Galaretka zawsze kojarzyła mi się z nie za dobrym deserem podawanym w Hortexie w latach 90 – pocięta w kostkę, trochę rozciapana i trzęsąca się, podawana w wysokim pucharku z ogromną ilością tłustej bitej śmietany, znikomą ilością owoców, co gorsza najczęściej był to ananas lub brzoskwinia z puszki. I na wierzchu twarde rodzynki… Nigdy nie należała do moich ulubionych deserów…
Jednak spory zapas wina, które mamy w domu sprawił, że galaretka w wersji dla dorosłych odczarowała dziecięce wspomnienia bo ten deser niczym nie przypomina tego z przeszklonej witryny z ulicy Świętokrzyskiej w Warszawie…

Składniki – 3 szklanki ulubionego wina, 1 szklanka wody, sok z 2 cytryn, 400 gr cukru (jeśli używacie wina słodkiego proponuje zmniejszyć ilość cukru do 300 gr), żelatyna w listkach 9 szt (taka żelatyna jest zdecydowanie lepsza od tej w proszku, ponieważ nie zostawia grudek, na 750 ml wina potrzeba 9 listków ale zawsze warto sprawdzić dokładne proporcje na opakowaniu)
W garnku z grubym dnem zagotować wino, wodę, sok z cytryn i cukier delikatnie mieszając tak, aby cukier dokładnie się rozpuścił. Zostawić do lekkiego przestudzenia.
Listki żelatyny zalać w miseczce zimną wodą i odczekać ok 10 min aż spęcznieją. Odsączyć listki w dłoniach, dodać do zagotowanego wina a następnie zamieszać do całkowitego rozpuszczenia ( uwaga ! żelatyna w wysokiej temperaturze traci swoje właściwości, dlatego wlewamy ją do przestudzonego już płynu).

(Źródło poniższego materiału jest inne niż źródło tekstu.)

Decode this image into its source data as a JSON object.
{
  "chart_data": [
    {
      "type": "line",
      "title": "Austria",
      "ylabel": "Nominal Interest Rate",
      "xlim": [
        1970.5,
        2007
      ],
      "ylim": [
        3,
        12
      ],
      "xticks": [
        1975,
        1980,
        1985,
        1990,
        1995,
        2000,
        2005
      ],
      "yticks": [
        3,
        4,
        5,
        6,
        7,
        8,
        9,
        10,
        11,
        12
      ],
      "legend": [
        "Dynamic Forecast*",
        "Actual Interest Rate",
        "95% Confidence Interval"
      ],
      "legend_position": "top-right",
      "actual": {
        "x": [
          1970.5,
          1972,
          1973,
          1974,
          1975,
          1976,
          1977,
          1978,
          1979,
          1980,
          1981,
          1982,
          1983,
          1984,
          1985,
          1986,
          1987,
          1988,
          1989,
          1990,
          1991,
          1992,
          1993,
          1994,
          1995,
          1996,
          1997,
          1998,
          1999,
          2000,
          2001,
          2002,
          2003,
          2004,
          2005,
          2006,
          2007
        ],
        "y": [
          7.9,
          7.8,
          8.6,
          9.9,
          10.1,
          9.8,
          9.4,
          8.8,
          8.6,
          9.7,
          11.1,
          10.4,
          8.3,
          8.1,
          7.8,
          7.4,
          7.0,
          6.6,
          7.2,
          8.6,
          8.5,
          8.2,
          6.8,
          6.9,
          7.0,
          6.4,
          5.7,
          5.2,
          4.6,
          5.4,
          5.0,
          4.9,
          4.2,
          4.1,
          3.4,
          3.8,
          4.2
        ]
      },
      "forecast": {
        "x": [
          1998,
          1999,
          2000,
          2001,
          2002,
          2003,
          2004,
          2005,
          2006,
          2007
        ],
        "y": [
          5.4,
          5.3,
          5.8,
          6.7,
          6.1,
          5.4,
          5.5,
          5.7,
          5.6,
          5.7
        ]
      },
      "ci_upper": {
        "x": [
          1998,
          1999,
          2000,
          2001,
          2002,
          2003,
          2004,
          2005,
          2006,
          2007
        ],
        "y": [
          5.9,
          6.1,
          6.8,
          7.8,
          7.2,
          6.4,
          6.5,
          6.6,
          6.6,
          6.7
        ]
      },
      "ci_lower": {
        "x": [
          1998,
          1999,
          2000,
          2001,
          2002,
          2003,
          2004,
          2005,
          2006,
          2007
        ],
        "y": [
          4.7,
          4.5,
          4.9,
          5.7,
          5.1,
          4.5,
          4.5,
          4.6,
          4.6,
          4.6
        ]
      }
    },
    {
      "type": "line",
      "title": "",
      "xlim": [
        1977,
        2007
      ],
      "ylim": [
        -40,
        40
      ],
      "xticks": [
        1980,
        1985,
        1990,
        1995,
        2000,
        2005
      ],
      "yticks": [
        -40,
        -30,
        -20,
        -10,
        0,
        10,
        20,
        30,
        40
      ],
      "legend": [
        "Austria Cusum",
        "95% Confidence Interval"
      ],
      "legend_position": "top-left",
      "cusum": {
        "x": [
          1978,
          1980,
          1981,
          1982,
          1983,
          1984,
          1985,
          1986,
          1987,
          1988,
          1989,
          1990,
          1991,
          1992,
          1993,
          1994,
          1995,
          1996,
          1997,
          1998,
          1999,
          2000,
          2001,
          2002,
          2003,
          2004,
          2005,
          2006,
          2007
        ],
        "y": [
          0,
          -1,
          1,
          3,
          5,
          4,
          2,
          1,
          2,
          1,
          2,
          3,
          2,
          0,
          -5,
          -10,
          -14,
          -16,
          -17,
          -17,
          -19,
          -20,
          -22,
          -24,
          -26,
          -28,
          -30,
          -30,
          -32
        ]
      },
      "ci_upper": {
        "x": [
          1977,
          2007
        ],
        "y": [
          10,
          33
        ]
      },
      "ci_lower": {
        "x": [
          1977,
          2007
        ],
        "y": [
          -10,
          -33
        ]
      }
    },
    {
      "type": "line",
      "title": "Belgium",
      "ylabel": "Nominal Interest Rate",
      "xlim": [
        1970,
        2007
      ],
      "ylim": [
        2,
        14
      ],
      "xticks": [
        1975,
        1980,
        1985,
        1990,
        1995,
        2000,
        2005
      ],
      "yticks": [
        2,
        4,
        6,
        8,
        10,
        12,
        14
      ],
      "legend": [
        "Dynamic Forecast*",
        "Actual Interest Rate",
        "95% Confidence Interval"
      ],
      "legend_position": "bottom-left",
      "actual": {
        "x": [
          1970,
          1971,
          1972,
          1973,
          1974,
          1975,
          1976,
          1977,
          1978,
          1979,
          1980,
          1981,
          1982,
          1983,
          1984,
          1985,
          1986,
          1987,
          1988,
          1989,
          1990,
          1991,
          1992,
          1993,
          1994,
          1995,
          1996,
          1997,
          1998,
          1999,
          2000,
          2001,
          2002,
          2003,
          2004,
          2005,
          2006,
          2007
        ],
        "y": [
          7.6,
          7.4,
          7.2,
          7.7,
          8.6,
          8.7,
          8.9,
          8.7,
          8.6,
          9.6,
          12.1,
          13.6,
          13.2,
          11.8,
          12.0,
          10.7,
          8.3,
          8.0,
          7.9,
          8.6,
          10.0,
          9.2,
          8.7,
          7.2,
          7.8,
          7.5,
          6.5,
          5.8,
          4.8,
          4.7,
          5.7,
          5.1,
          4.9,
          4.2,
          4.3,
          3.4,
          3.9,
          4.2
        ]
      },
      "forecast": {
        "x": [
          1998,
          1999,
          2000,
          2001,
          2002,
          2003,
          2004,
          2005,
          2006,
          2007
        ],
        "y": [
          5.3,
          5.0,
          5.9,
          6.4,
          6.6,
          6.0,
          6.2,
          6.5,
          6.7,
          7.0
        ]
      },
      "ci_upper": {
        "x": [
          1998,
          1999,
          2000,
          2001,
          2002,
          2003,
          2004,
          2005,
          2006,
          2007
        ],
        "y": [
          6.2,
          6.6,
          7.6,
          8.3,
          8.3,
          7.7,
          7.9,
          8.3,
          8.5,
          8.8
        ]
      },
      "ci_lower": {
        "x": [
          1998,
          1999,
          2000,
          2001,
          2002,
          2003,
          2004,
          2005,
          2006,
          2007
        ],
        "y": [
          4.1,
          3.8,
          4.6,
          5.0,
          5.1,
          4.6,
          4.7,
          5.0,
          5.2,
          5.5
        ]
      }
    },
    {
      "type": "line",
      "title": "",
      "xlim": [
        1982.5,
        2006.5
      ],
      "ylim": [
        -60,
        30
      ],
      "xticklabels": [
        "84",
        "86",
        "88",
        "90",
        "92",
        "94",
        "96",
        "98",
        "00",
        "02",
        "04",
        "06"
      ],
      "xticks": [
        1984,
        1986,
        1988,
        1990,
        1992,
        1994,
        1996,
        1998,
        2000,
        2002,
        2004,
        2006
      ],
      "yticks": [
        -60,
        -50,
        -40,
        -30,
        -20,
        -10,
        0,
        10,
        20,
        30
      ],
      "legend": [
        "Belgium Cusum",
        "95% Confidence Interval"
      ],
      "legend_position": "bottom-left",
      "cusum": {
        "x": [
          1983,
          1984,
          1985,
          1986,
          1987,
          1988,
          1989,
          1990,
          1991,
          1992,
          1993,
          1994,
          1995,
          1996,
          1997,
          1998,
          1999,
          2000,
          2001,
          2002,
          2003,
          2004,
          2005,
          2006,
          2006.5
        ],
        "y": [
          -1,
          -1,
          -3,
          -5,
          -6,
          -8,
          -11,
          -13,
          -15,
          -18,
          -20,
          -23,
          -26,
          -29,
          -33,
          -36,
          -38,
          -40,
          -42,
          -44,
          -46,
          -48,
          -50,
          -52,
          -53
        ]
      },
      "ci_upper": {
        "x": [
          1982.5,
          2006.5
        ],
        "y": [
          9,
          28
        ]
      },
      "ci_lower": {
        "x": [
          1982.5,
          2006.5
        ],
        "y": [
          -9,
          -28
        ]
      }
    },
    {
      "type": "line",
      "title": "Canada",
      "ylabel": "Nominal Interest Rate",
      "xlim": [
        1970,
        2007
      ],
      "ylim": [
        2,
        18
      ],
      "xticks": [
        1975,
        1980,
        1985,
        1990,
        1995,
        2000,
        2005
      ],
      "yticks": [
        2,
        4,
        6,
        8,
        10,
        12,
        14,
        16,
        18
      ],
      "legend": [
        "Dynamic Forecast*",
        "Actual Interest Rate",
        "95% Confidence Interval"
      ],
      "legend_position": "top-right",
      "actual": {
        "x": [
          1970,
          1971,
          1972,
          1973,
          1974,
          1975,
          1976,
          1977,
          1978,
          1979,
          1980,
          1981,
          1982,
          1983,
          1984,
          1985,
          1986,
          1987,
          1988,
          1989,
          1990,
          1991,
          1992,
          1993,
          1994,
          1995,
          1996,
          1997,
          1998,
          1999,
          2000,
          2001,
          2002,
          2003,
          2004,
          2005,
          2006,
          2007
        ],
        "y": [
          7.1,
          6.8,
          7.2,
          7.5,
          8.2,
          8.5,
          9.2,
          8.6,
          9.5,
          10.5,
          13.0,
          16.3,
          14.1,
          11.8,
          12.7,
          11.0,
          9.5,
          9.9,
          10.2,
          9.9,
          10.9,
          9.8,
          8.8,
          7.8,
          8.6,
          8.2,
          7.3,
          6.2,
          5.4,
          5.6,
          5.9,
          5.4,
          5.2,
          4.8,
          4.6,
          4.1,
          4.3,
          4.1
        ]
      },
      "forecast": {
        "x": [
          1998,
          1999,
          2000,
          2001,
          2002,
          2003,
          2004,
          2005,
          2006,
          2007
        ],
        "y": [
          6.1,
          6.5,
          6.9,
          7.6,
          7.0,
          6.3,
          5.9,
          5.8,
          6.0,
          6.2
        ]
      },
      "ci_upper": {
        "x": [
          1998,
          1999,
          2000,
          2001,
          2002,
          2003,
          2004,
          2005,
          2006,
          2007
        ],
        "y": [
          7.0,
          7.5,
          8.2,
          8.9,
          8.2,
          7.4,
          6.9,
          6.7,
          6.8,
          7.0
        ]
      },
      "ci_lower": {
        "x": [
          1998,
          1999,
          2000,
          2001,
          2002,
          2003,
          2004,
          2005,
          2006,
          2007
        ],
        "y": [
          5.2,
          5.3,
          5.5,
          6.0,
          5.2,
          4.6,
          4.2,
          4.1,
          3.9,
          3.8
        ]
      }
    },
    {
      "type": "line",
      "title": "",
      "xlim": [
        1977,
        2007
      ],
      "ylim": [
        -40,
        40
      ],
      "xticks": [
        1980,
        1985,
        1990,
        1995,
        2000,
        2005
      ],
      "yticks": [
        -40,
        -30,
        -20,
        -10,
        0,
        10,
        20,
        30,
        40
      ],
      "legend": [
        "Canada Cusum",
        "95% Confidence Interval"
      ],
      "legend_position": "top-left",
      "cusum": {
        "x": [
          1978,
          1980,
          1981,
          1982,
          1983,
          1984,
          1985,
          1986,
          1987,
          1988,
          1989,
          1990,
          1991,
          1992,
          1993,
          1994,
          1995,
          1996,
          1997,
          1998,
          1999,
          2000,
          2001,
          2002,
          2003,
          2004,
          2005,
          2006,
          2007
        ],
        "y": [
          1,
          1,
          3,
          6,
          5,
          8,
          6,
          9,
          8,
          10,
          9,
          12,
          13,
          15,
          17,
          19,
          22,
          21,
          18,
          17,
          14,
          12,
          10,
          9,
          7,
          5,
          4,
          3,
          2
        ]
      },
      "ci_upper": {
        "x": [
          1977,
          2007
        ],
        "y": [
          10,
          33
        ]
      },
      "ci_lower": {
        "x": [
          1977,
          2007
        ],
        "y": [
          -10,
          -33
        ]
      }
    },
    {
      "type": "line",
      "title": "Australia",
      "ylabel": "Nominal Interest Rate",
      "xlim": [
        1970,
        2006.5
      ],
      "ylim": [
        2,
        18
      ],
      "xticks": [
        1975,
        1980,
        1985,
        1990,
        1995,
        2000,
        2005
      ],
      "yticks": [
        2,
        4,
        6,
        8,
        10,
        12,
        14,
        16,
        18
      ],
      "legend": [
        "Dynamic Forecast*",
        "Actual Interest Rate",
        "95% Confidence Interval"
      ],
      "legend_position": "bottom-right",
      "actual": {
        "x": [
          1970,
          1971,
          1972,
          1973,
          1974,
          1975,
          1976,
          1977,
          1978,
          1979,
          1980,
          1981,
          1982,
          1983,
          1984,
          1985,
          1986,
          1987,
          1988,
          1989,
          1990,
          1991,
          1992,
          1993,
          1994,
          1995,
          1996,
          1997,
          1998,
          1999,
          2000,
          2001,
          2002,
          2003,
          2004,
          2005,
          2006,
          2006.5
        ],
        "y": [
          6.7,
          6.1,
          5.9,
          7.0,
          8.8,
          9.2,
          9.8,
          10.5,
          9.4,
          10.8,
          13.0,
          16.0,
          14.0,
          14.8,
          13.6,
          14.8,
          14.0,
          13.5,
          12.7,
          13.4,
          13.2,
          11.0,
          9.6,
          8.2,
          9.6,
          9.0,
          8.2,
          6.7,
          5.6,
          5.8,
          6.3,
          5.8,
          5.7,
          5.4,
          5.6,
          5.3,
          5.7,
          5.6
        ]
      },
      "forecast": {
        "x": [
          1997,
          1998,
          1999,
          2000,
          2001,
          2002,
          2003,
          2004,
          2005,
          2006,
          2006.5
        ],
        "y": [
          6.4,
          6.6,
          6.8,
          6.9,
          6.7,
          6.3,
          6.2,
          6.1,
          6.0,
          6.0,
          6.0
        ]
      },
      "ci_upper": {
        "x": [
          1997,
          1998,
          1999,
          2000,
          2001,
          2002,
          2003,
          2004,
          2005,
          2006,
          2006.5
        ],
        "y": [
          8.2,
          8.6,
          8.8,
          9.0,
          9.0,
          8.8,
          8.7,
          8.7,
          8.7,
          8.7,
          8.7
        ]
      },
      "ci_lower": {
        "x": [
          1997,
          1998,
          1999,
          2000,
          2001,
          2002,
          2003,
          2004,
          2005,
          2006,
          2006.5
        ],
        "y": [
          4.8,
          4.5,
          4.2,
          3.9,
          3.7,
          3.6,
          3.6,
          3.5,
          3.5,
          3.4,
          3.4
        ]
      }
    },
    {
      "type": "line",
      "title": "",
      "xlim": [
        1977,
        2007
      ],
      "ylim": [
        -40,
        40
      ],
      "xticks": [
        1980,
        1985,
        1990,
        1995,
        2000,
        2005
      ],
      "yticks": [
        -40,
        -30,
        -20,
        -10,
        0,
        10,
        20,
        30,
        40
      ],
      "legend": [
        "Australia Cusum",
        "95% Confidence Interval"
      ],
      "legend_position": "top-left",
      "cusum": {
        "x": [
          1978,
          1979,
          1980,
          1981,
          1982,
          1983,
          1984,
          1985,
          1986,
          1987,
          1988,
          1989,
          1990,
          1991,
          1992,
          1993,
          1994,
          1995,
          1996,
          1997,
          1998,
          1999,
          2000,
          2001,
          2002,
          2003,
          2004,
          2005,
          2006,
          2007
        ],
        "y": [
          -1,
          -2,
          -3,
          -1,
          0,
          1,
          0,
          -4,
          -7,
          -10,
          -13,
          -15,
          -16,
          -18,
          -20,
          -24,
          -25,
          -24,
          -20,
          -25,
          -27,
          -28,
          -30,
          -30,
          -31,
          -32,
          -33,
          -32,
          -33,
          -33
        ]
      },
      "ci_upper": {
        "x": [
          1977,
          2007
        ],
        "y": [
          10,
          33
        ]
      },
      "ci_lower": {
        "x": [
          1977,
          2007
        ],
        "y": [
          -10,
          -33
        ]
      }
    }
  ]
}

Gotowy płyn przelewamy do miseczek. W oryginalnym przepisie autorka proponuje podać galaretkę z jabłkami winnymi ( Antonówka, Szara Reneta), które kroimy na kawałki i ok 5 minut gotujemy w wodzie z cukrem (u mnie z brązowym). Do deseru można dodać dowolne sezonowe owoce, pamiętajcie tylko, że świeże owoce kiwi, ananasa, fig i papai ze względu na występujące w nich enzymy, sprawiają, że galaretka się nie zetnie.
PO ZJEDZENIU…
Pyszna propozycja na letnie spotkanie w ogrodzie lub lekki deser na upalne dni. Nasza wersja była mocno wytrawna, ponieważ użyłyśmy czerwonego wina wytrawnego. Tak nam przyszło na myśl, że autorka domyślnie pisała o czerwonym winie. Trochę było nam wesoło jak wino gotowało się w garnku i para unosiła się w kuchni dlatego jakie to było dokładnie wino nie pamiętam…Można popróbować z każdym rodzajem ulubionego wina, kiedyś jadłam podobną z winem musującym i warto też takiej spróbować, ponieważ magicznym sposobem bąbelki czuć w każdej łyżeczce.
Galaretka jest mocno alkoholowa, dlatego nie podawajcie jej dzieciom ani kierowcom bo winna galaretka bardzo szybko wprowadza nas w błogi nastrój :). Przepis łatwy i smaczny. Dla mnie na 5 gwiazdek.